Le biopic est un genre cinématographique particulièrement risqué, qui donne presque toujours lieu à de mauvais films, mais offre également l’occasion de rafler de nombreuses récompenses aux Oscars (ce qui explique sans doute l’attrait des acteurs et cinéastes pour ces mascarades souvent pénibles).
« Pawn Sacrifice », ou « Le Prodige » est un film d’Edward Zwick consacré à la vie du joueur d’échecs américain Bobby Fischer.
Même à un néophyte total, le nom de Fischer pourra dire quelque chose. Outre sa célébrité, due au jeu, Fischer avait pris pour habitude de multiplier – en particulier dans ses dernières années – les propos antisémites, anti-américains, anti-tout… C’est d’autant plus dommage que le caractère peu recommandable du bonhomme fait parfois oublier son indéniable talent pour le jeu d’échecs (il est considéré comme l’un des plus grands joueurs de tous les temps). La renommée de Fischer, avant ses déviances et sa paranoïa, provient du championnat du monde qu’il disputa en 1972 face au russe Boris Spassky, une rencontre lourde de de sens dans ce contexte de Guerre Froide.
C’est l’évènement sur lequel le film de Zwick se concentre. Après une brève introduction, Zwick fait le choix de se focaliser sur la préparation de Fischer pour le match, ses difficultés rencontrées (liées à son caractère). Enfin un biopic ne se contentant pas d’énumérer platement toutes les péripéties de la vie d’un personnage historique ! En choisissant de ne traiter que cet évènement – clairement le pinacle de la carrière de Fischer – Zwick peut se consacrer à un seul sujet. Cela lui donne tout loisir de développer ses personnages, de couper le superflu et de ne montrer que l’intéressant.

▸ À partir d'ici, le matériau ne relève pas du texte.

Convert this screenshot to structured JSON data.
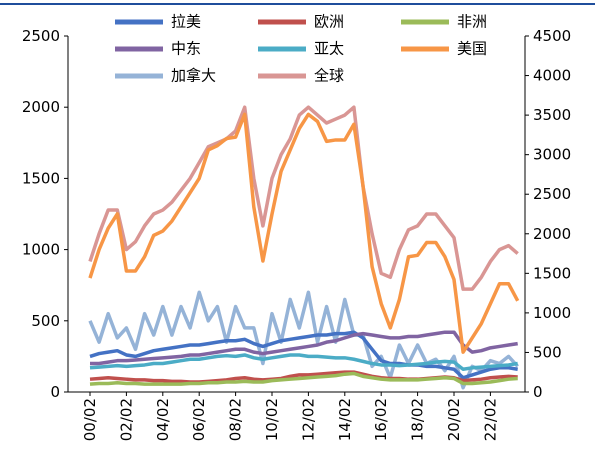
{
  "chart_data": {
    "type": "line",
    "categories": [
      "00/02",
      null,
      null,
      null,
      "02/02",
      null,
      null,
      null,
      "04/02",
      null,
      null,
      null,
      "06/02",
      null,
      null,
      null,
      "08/02",
      null,
      null,
      null,
      "10/02",
      null,
      null,
      null,
      "12/02",
      null,
      null,
      null,
      "14/02",
      null,
      null,
      null,
      "16/02",
      null,
      null,
      null,
      "18/02",
      null,
      null,
      null,
      "20/02",
      null,
      null,
      null,
      "22/02",
      null,
      null,
      null
    ],
    "ylim": [
      0,
      2500
    ],
    "yticks": [
      0,
      500,
      1000,
      1500,
      2000,
      2500
    ],
    "y2lim": [
      0,
      4500
    ],
    "y2ticks": [
      0,
      500,
      1000,
      1500,
      2000,
      2500,
      3000,
      3500,
      4000,
      4500
    ],
    "series": [
      {
        "name": "拉美",
        "color": "#4472c4",
        "values": [
          250,
          270,
          280,
          290,
          260,
          250,
          270,
          290,
          300,
          310,
          320,
          330,
          330,
          340,
          350,
          360,
          360,
          370,
          340,
          320,
          340,
          360,
          370,
          380,
          390,
          400,
          400,
          410,
          410,
          420,
          380,
          300,
          220,
          200,
          200,
          190,
          190,
          180,
          180,
          170,
          160,
          100,
          120,
          140,
          160,
          170,
          170,
          160
        ]
      },
      {
        "name": "欧洲",
        "color": "#c0504d",
        "values": [
          90,
          95,
          100,
          95,
          90,
          85,
          85,
          80,
          80,
          75,
          75,
          70,
          70,
          75,
          80,
          85,
          95,
          100,
          90,
          85,
          90,
          95,
          110,
          120,
          120,
          125,
          130,
          135,
          140,
          140,
          125,
          110,
          100,
          95,
          95,
          90,
          90,
          95,
          100,
          105,
          100,
          80,
          85,
          90,
          100,
          105,
          110,
          105
        ]
      },
      {
        "name": "非洲",
        "color": "#9bbb59",
        "values": [
          55,
          60,
          60,
          65,
          60,
          60,
          55,
          55,
          55,
          55,
          55,
          60,
          60,
          65,
          65,
          70,
          70,
          75,
          70,
          70,
          80,
          85,
          90,
          95,
          100,
          105,
          110,
          115,
          125,
          130,
          110,
          100,
          90,
          85,
          85,
          85,
          85,
          90,
          95,
          100,
          95,
          60,
          60,
          65,
          70,
          80,
          90,
          95
        ]
      },
      {
        "name": "中东",
        "color": "#8064a2",
        "values": [
          200,
          200,
          210,
          220,
          220,
          225,
          230,
          235,
          240,
          245,
          250,
          260,
          260,
          270,
          280,
          290,
          300,
          300,
          280,
          270,
          280,
          290,
          300,
          310,
          320,
          330,
          350,
          360,
          380,
          400,
          410,
          400,
          390,
          380,
          380,
          390,
          390,
          400,
          410,
          420,
          420,
          330,
          280,
          290,
          310,
          320,
          330,
          340
        ]
      },
      {
        "name": "亚太",
        "color": "#4bacc6",
        "values": [
          170,
          175,
          180,
          185,
          180,
          185,
          190,
          200,
          200,
          210,
          220,
          230,
          230,
          240,
          250,
          255,
          250,
          260,
          240,
          230,
          240,
          250,
          260,
          260,
          250,
          250,
          245,
          240,
          240,
          230,
          215,
          200,
          190,
          190,
          185,
          190,
          195,
          200,
          210,
          215,
          210,
          160,
          170,
          175,
          180,
          185,
          190,
          200
        ]
      },
      {
        "name": "美国",
        "color": "#f79646",
        "values": [
          800,
          1000,
          1150,
          1250,
          850,
          850,
          950,
          1100,
          1130,
          1200,
          1300,
          1400,
          1500,
          1700,
          1730,
          1780,
          1790,
          1950,
          1300,
          920,
          1250,
          1550,
          1700,
          1850,
          1950,
          1900,
          1760,
          1770,
          1770,
          1880,
          1450,
          880,
          620,
          450,
          650,
          950,
          960,
          1050,
          1050,
          950,
          790,
          280,
          380,
          480,
          620,
          760,
          760,
          640
        ]
      },
      {
        "name": "加拿大",
        "color": "#95b3d7",
        "values": [
          500,
          350,
          550,
          380,
          450,
          300,
          550,
          400,
          600,
          400,
          600,
          450,
          700,
          500,
          600,
          350,
          600,
          450,
          450,
          200,
          550,
          350,
          650,
          450,
          700,
          350,
          600,
          350,
          650,
          400,
          400,
          180,
          250,
          100,
          330,
          200,
          330,
          200,
          230,
          150,
          250,
          30,
          180,
          150,
          220,
          200,
          250,
          180
        ]
      },
      {
        "name": "全球",
        "color": "#d99694",
        "axis": "y2",
        "values": [
          1650,
          2000,
          2300,
          2300,
          1800,
          1900,
          2100,
          2250,
          2300,
          2400,
          2550,
          2700,
          2900,
          3100,
          3150,
          3200,
          3300,
          3600,
          2700,
          2100,
          2700,
          3000,
          3200,
          3500,
          3600,
          3500,
          3400,
          3450,
          3500,
          3600,
          2600,
          2000,
          1500,
          1450,
          1800,
          2050,
          2100,
          2250,
          2250,
          2100,
          1950,
          1300,
          1300,
          1450,
          1650,
          1800,
          1850,
          1750
        ]
      }
    ]
  }
}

Le film est servi par une réalisation plutôt sobre, ce qui est assez rare de nos jours pour le souligner. D’une manière générale, Zwick réussit assez bien à recréer l’atmosphère particulière de la compétition, et à rendre intéressant le jeu d’échecs. Au contraire d’un sport très visuel, les échecs ne constituent pas un jeu spectaculaire. Le néophyte ne comprendra pas la moindre position, et même un initié ne sera pas beaucoup plus à même de mesurer le génie de joueurs de ce niveau. La difficulté, pour le metteur en scène, consiste alors à rendre une partie vivante et attractive pour tous les spectateurs, en lui communiquant les enjeux et les instants clé. À cet égard, il convient de saluer les efforts de Zwick. Les quelques parties montrées à l’écran ont lieu dans une ambiance tendue, et sont analysées en quasi temps réel par d’autres personnages du film, permettant au public, sinon d’apprécier, au moins de comprendre le jeu qui se déroule sous ses yeux.
Le film n’est en outre pas trop long, et jamais ennuyeux. J’avais une certaine appréhension concernant le peu charismatique Tobey Maguire, mais force est de reconnaître qu’il s’en tire très bien. Le caractère fantasque, génial et excessif de Bobby Fischer en fait un personnage au potentiel jubilatoire certain, et Maguire s’amuse bien et livre une prestation vivante. Il est toutefois difficile de juger dans quelle mesure le succès de celle-ci est dû à son apport personnel et non au simple caractère du personnage qu’il incarne. Les autres acteurs sont corrects, et j’ai toujours plaisir à revoir Michael Stuhlbarg.
Evidemment, le film est loin d’être parfait. Dans la grande lignée des biopics à Oscars, on pourra reprocher à Zwick d’insister un peu trop lourdement sur le côté paranoïaque de Fischer (plus un personnage est un marginal, mieux c’est), et sur les enjeux géopolitiques du match (plus le contexte international est tendu, mieux c’est). Ces enjeux étaient bien réels – il n’y a qu’à voir les innombrables cas de dopage des athlètes soviétiques et est-allemands aux Jeux Olympiques dans le seul but de prouver la supériorité de l’homme du bloc de l’est –, mais l’insistance de Zwick est parfois excessive. On pourra reprocher également une certaine théâtralité au film, ou encore un rythme parfois mal maîtrisé. Que l’on se rassure, ces quelques éléments ne nuisent pas au déroulement du film, qui demeure un divertissement agréable dans une large mesure.
Se concentrant sur un évènement précis, le championnat du monde de 1972 face à Spassky, le film d’Edward Zwick évite les pièges habituels du biopic. Représentant habilement à l’écran la complexité et la tension d’une partie d’échecs professionnels, le réalisateur nous emmène à Reykjavik pour l’affrontement du prodige de Brooklyn et du gentleman de l’URSS. Le film n’est pas exempt de défaut, mais, pour la représentation d’un jeu intéressant et trop peu présent au cinéma, et la réussite d’un biopic, il ne faut pas bouder notre plaisir.